We may visit his tomb ourselves. His dust lies in the cathedral at the entrance to the choir, beyond that ugly inverted arch that was set up for safety’s sake in the fourteenth century; but in later days his tomb has been treated less reverently than of yore. Its carved and painted canopy stands broken and empty in the chapel of St. Calixtus, and in the south aisle of the choir is the rather ghastly tomb—bishop above and skeleton below—which the burgesses visited so gratefully. It is a rare and delightful custom here that allows one to walk alone through the choir and exquisite lady-chapel; to linger at will by the throne where William Laud and Thomas Ken have sat; to picture Lord Grey standing with drawn sword before this altar, to defend it from the rabble that followed Monmouth; to seek out Bishop Button’s tomb, which cured so many mediæval toothaches; to mount the long flight of footworn steps to the chapter-house, and rest beneath its lovely vault in silence. These same steps lead also to the gallery that was built by Beckington for the use of the priest-vicars, whose peaceful close is reached by a gateway of its own, outside the Chain Gate.

THE BISHOP’S EYE, WELLS.

Beyond the cloisters is the palace: the fortified gatehouse, the towers and drawbridge that Ralph of Shrewsbury found it wise to set between himself and the citizens; the moat that is filled every day from St. Andrew’s Well; the shattered banquet-hall where Edward III. once ate his Christmas dinner; the great red dwelling-house that has passed for nearly seven centuries from hand to hand. “Many bisshops hath bene the makers of it, as it is now,” says Leland. It has had Wolsey for its master though not its inmate; it has been stolen by Somerset the Protector; it has been the home of Bishop Laud. Saintly Thomas Ken went from its seclusion for a little time to join the rest of the Seven Bishops in the wild uproar of their trial and acquittal, and later on was driven from its doors by William of Orange. Here is Ken’s summer-house, at the upper corner of the garden that he loved. Local tradition, whose wish is usually father to its thought, declares that he wrote his Evening Hymn in this little summer-house at the end of the terrace; but history, I believe, says otherwise. It is tradition, too, that accuses Bishop Barlow of stripping the lead from the roof of the banquet-hall, whose great windows we see so plainly from this terrace. Barlow’s misdeeds at St. David’s have given him a well-deserved bad name; but, on this occasion only, he was more sinned against than sinning, for the palace and many other things were wrung from him by Protector Somerset, from whom they passed to one Sir John Gates. This vandal was the destroyer of the banquet-hall, and would probably have done more mischief than he did, if he had not been most justifiably beheaded.

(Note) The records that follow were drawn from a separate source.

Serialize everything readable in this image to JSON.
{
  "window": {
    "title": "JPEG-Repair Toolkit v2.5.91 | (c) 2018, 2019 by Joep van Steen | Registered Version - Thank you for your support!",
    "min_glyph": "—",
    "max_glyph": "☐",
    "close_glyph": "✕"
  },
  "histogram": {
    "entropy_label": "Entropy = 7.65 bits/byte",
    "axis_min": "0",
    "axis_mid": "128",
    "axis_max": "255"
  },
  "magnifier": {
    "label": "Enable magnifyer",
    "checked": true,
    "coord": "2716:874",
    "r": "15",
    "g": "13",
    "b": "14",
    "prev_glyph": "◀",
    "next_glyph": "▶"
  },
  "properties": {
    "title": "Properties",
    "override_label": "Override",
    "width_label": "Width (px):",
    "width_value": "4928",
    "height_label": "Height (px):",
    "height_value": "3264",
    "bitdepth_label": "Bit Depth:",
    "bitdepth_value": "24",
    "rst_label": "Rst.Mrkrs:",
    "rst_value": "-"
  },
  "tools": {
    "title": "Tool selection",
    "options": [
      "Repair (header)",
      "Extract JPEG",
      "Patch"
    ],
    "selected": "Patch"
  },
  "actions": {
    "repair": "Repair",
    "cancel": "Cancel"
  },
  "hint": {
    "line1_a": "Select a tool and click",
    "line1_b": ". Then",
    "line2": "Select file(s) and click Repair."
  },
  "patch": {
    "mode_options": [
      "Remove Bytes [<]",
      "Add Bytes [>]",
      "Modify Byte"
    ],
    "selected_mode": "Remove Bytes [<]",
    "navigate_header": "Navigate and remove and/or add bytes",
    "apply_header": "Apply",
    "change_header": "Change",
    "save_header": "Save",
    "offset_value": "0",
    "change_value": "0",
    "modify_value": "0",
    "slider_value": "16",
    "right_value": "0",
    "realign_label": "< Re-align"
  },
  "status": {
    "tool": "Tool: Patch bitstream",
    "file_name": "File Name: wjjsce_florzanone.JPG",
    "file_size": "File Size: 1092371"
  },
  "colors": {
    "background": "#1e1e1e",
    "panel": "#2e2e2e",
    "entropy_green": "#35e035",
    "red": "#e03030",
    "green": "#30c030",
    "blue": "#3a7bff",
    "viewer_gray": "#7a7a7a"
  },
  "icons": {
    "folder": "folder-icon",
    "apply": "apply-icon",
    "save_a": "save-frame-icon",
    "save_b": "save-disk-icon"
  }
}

It is behind the palace that we find the loveliest spot in Wells. Here, overlooked by sixteenth-century oriels, are the springs that long ago gave the city its name—the wells of St. Andrew, whose still surface has reflected for hundreds of years the beautiful east end of the cathedral. For hundreds of years, too, its waters have fed the moat. It is only at certain hours, of course, that strangers may walk in the palace garden; but the moat that circles it and the towers that guard it are visible to everyone. So is the swan who rings for his dinner when it is late, with all the jerky impatience of a man in the same plight.

WELLS CATHEDRAL.

There is something that takes a hold on the imagination in the very dulness of the country that lies between Wells and Glastonbury. For the reason that this road with the rough surface is so level, and has such uninteresting surroundings, is that all this country was once the swampy land that lay round the Isle of Avalon. There is Glastonbury Tor before us, conspicuous for many a mile with its steep sides and crowning tower; and here on our left is the orchard-clad slope of Avalon itself, where “golden apples smile in every wood.”

We drive slowly down the long High Street of Glastonbury.